OATD’s aim is to be the best possible resource for finding open access graduate theses and dissertations published around the world. It currently includes metadata for 1.6 million records from over 800 universities around the world.
OATD’s main components are:
- A harvester, which pulls metadata from about 350 repositories around the world using a standard from the Open Archives Initiative called the Protocol for Metadata Harvesting (OAI-PMH). This is a way for repositories to share their metadata openly.

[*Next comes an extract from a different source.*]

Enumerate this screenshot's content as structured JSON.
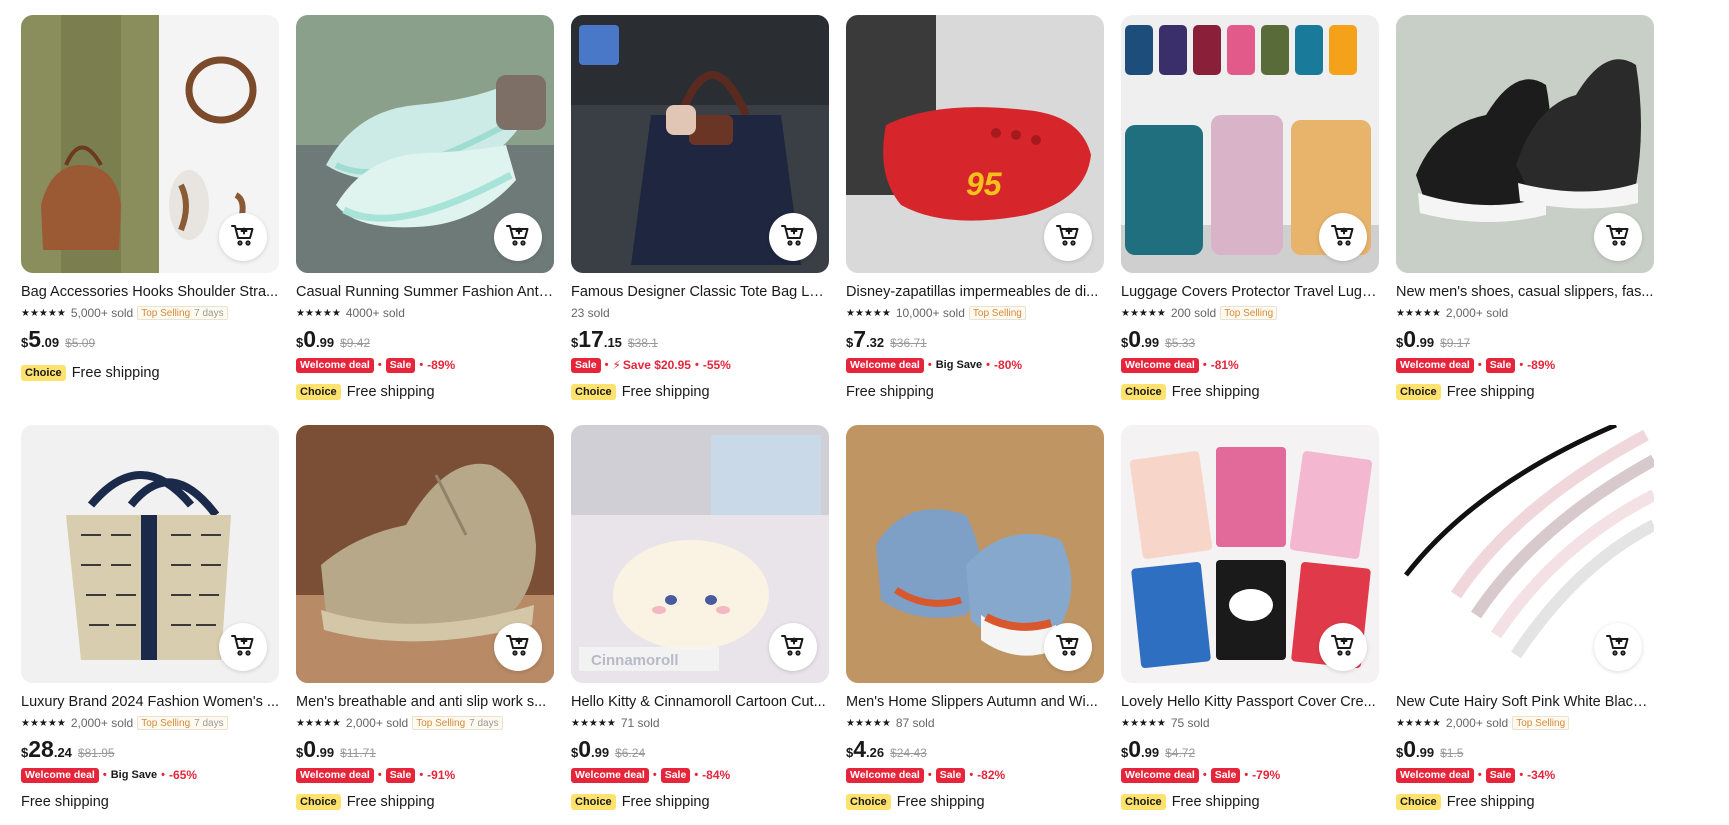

- A Solr index. This is the same open source indexing program that VuFind uses.
- A web search interface.
- A feature I think of as “full text turbo boost”: I run a lightweight web crawler to grab an ETD’s full text, pull screen shots of the first few pages, pull sample images, and index the first thirty pages in order to show search hits in context. This isn’t really an attempt to make a fulltext index, but a way to add features to the search hits you get through a good citation + abstract record
Here’s what I’ve learned:
A lot of repositories have really lousy metadata. Not WakeSpace, of course, but-you know-other schools. Name something you’d expect in a record for a thesis, and I’ve seen examples where it’s missing or stuffed into the wrong field. The name of the school (chronicallly missing: you get a lot of “publishers” named eScholar-tastic DigiSpace @ Tech!); any URL for the record; the degree and department; advisor names; even the author’s name have all come up missing. At least the no-authors school responded with a rueful “Oops” when I let them know. OATD has a lot of ad hoc code to make specific schools’ records look as good as they can, but there are still a lot of sites that could easily communicate more aboutcontent.
A lot of schools honestly never thought about their metadata actually being used by anyone or anything outside their own system.
When Googlebot and Bingbot aren’t hitting OATD hard enough to crash it (we keep tweaking the settings to let them index the site without killing it), people are actually using it. Google Analytics has an addictive real-time display: at the moment, 17 people are using the site, not just in the U.S. but also in Spain, Canada, Lithuania, Madagascar (really!), and a handful of other countries.
When I ask people what they’d like to see in OATD, librarians almost always say browsing by author, but no one else does. I don’t (yet?) have a good way to implement browsing, but I’m not sure it’s a real-world need.